Par William Engdahl – Le jeudi 18 décembre 2014 – Source Global Research
UN gouvernement de mercenaires en Ukraine
Si la vie de 45 millions de gens n’était pas en jeu, la politique nationale ukrainienne serait l’objet de la risée générale, dans le registre de l’humour malsain. Toute prétention à qualifier les élections nationales d’octobre, ne serait-ce qu’approchant l’expression d’une authentique démocratie, telle que des milliers d’Ukrainiens ordinaires l’ont souhaité au travers de leur engagement sur la place Maïdan il y a à peine un an, s’est tout simplement évanouie avec la présentation par le premier ministre préféré de Nuland, Yats Iatseniouk, de son nouveau cabinet.
Le président ukrainien, sélectionné par les USA, l’oligarque milliardaire Petro Porochenko en appelait, fin août, à des élections anticipées pour le 26 octobre. Cette manœuvre visait à prendre au dépourvu une authentique opposition à son régime de meurtriers, gangsters et dans certains cas de nazis accomplis, et de la pousser hors de la Verkhovna Rada, le parlement ukrainien.
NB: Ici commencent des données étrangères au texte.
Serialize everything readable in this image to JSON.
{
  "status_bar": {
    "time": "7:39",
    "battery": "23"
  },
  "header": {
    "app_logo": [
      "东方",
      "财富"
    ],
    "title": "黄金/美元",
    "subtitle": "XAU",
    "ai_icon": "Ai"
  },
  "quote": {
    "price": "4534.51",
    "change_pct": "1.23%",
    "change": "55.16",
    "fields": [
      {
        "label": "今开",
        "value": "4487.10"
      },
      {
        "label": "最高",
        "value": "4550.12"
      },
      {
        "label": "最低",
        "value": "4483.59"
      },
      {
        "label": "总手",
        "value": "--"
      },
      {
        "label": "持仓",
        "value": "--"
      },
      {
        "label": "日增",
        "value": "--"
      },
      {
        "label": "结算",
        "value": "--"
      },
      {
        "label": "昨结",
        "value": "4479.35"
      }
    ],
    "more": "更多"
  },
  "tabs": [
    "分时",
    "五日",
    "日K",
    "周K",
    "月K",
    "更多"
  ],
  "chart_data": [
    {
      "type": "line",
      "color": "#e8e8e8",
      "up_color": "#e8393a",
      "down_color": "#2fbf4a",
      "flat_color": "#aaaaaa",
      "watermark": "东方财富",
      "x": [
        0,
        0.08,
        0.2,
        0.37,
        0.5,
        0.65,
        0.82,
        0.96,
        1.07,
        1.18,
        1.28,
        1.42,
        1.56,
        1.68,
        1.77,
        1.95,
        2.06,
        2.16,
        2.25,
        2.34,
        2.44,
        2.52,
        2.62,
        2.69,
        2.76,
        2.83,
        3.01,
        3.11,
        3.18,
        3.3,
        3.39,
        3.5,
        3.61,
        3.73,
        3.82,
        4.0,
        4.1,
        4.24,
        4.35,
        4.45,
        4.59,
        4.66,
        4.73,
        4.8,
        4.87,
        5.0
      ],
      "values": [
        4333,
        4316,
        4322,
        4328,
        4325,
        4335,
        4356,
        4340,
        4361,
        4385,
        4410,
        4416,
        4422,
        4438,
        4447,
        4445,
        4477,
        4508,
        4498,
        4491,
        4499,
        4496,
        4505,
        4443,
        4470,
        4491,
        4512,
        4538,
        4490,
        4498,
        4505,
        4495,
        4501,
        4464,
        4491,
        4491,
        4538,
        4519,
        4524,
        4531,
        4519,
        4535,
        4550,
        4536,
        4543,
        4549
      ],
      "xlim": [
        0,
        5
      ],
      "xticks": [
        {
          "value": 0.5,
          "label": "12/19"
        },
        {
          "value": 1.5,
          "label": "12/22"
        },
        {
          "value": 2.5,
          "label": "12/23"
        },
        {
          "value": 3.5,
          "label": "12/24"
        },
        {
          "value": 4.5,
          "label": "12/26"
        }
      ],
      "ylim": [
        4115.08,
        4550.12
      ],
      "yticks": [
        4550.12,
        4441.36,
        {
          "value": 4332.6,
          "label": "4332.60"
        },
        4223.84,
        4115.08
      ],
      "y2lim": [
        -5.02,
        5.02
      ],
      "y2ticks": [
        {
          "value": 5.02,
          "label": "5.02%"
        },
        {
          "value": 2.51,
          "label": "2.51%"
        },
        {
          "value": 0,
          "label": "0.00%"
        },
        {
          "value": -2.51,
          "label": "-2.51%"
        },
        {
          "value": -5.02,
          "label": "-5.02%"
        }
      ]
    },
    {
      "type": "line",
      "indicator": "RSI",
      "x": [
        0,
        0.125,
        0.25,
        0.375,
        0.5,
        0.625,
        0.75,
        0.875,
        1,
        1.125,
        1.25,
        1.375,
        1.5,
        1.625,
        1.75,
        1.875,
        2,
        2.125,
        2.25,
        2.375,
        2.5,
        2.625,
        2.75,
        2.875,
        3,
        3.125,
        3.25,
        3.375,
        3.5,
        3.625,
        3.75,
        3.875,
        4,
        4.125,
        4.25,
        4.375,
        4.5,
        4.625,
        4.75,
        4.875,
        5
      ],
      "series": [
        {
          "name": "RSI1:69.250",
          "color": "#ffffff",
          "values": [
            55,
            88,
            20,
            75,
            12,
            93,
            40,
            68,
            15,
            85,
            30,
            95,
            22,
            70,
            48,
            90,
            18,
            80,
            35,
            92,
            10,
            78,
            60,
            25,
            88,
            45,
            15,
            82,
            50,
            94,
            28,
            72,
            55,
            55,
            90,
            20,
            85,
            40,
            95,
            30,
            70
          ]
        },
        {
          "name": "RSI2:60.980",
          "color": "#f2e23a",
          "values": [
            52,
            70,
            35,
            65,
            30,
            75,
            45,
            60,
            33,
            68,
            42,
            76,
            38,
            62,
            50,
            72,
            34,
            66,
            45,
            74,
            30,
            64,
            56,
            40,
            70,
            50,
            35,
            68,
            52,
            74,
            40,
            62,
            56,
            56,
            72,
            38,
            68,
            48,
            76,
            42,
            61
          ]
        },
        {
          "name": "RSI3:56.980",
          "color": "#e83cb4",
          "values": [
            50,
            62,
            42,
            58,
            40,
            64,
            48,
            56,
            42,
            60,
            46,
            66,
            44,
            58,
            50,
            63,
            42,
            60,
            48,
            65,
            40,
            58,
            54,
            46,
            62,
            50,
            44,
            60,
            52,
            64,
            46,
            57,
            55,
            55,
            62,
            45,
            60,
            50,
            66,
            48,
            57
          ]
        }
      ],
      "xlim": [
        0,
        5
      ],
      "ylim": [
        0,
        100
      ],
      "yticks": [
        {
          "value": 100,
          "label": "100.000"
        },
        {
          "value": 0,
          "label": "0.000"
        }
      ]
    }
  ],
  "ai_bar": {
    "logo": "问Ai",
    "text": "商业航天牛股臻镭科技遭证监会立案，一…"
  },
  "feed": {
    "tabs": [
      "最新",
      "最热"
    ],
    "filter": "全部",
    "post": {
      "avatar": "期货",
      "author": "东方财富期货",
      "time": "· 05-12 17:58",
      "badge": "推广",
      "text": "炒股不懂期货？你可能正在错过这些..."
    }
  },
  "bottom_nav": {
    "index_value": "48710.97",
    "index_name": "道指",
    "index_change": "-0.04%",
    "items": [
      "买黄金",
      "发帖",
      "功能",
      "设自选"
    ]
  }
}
De fait, jusqu’alors, le parlement comprenait de nombreux partis opposés au coup d’état du 22 février, monté par les USA. Ils étaient parvenus à bloquer beaucoup de projets législatifs essentiels qu’exigeaient les rapaces occidentaux, allant d’éléments fondamentaux concernant les lois de propriété des sols jusqu’à la privatisation des joyaux du patrimoine étatique. De par la loi, le parlement alors en place devait siéger jusqu’à la fin de son terme, en octobre 2017. C’était clairement un délai trop long pour la tireuse de ficelles néo-conservatrice du département d’état US, Victoria Nuland, ainsi que pour ses soutiens à Washington.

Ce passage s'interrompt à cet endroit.